The end of cheap oil
The cost of finding and lifting oil varies enormously from place to place. Many of the cheapest oil fields were developed first--both in the U.S. and in the Middle East. After 40 or 50 years, oilfields can decline rapidly--and there's no simple fix. Advanced technology can postpone the problem. But while horizontal drilling and water injection help prolong the life of a field, these techniques don't create more oil--they just recover more of what's already there.
It's evident that irreversible decline has begun in many Middle Eastern fields. Some wells in Oman, for instance, are yielding 85% water and only 15% oil. Shell, which has substantial production capacity in that country, recently had to write down its proven reserves. And you can expect that the Securities and Exchange Commission will prod all the oil companies to raise their standards for figuring reserves.
Cheap oil can be replaced--but only with more expensive oil. Exploring in less obvious places, drilling offshore, tapping heavy oil and tar sands, synthesizing fuel and adding ethanol to gasoline can all stretch dwindling supplies from older wells. And in some uses oil can be replaced by natural gas, which is still abundant. But over time, the average price of oil will trend higher.
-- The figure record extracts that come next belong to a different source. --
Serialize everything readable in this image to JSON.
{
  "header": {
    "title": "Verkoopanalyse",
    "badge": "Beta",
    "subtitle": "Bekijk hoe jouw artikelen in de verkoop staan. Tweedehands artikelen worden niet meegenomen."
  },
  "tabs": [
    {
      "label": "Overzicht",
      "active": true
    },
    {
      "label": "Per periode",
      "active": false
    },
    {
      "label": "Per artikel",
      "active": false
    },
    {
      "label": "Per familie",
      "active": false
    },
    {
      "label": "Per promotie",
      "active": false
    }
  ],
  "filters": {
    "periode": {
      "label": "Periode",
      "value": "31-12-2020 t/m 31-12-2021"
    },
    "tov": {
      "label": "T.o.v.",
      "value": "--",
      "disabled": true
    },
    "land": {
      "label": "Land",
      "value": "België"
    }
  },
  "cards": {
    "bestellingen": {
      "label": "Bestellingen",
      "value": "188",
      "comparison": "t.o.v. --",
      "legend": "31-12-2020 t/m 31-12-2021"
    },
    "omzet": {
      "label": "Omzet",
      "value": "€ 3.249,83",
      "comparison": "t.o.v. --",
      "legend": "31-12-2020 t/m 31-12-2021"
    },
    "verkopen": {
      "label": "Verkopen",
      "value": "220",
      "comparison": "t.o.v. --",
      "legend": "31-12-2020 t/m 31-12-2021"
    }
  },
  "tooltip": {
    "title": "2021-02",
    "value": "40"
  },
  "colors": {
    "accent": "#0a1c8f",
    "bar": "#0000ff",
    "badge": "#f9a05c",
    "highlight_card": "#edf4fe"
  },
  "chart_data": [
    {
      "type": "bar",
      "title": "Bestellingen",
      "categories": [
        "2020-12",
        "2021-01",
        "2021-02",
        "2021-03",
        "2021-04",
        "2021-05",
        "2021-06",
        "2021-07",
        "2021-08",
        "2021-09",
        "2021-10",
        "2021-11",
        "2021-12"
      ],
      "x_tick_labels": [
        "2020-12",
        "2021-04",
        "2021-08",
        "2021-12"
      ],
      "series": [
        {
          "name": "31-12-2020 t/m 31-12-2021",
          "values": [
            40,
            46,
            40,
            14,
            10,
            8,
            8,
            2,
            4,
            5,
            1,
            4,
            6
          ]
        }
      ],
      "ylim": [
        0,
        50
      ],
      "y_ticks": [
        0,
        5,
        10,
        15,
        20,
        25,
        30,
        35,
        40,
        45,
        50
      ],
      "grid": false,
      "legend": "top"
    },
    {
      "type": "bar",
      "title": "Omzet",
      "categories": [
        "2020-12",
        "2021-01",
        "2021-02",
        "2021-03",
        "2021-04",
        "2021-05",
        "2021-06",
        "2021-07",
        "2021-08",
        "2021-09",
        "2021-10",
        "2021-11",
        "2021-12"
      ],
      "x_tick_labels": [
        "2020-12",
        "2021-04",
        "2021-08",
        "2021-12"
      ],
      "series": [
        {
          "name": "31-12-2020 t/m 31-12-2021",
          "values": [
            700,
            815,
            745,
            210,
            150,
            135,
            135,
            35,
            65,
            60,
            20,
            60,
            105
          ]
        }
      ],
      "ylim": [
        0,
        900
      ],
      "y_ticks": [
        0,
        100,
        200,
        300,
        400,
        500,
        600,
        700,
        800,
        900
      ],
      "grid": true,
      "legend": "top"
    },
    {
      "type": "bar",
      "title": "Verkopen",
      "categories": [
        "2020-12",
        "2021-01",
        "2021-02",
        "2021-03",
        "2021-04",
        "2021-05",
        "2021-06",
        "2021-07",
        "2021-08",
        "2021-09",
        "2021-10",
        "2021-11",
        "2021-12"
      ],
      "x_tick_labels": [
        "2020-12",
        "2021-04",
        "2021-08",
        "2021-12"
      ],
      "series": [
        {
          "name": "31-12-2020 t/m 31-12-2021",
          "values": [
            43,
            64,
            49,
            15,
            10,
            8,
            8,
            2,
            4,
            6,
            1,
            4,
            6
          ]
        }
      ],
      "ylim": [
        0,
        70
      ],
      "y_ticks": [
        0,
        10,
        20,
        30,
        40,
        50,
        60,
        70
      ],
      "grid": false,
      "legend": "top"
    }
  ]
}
How much higher? Although the price of oil has been close to record levels lately in nominal-dollar terms, it looks quite different after adjusting for inflation (see the chart on the preceding page). Today's $33 oil is less than half the peak 1981 price in 2004 dollars. From here, the oil price is likely to fluctuate in a wide band, but future peaks could easily reach the $40-to-$45 range.
Smart moves to make now
There are three ways to benefit from an uptrend in oil prices. The most defensive is to invest in large integrated oils, such as ConocoPhillips and ExxonMobil, to diversify your portfolio.
The more direct approach is to focus on independent exploration and production (E&P) companies because their share prices largely reflect the value of their extensive oil reserves. Anadarko Petroleum has equal reserves of oil and gas, 80% of which are in North America. Earnings are projected to grow at a compound annual rate of 9% over the next five years, and the yield is 1%. At $54 a share, the stock trades at 11.2 times earnings. Apache has a similar reserve profile, largely in North America, Canada, Australia and the North Sea. Earnings could grow at a 9% rate over the next five years, and the yield is 0.5%. At $44, the stock trades at a 12.1 P/E.
Oil service companies are the most aggressive play. They benefit from increased drilling activity, especially if sophisticated technology is needed. The leader in the field is Schlumberger, but its stock, recently $62 a share, is expensive at a 31 P/E. Schlumberger's total-return potential is impressive, however. In addition to its 1.1% yield, earnings are projected to grow at a 15% compound annual rate over the next five years. My preference is for E&P companies with valuable reserves. But Schlumberger has great potential upside when the era of expensive oil finally arrives.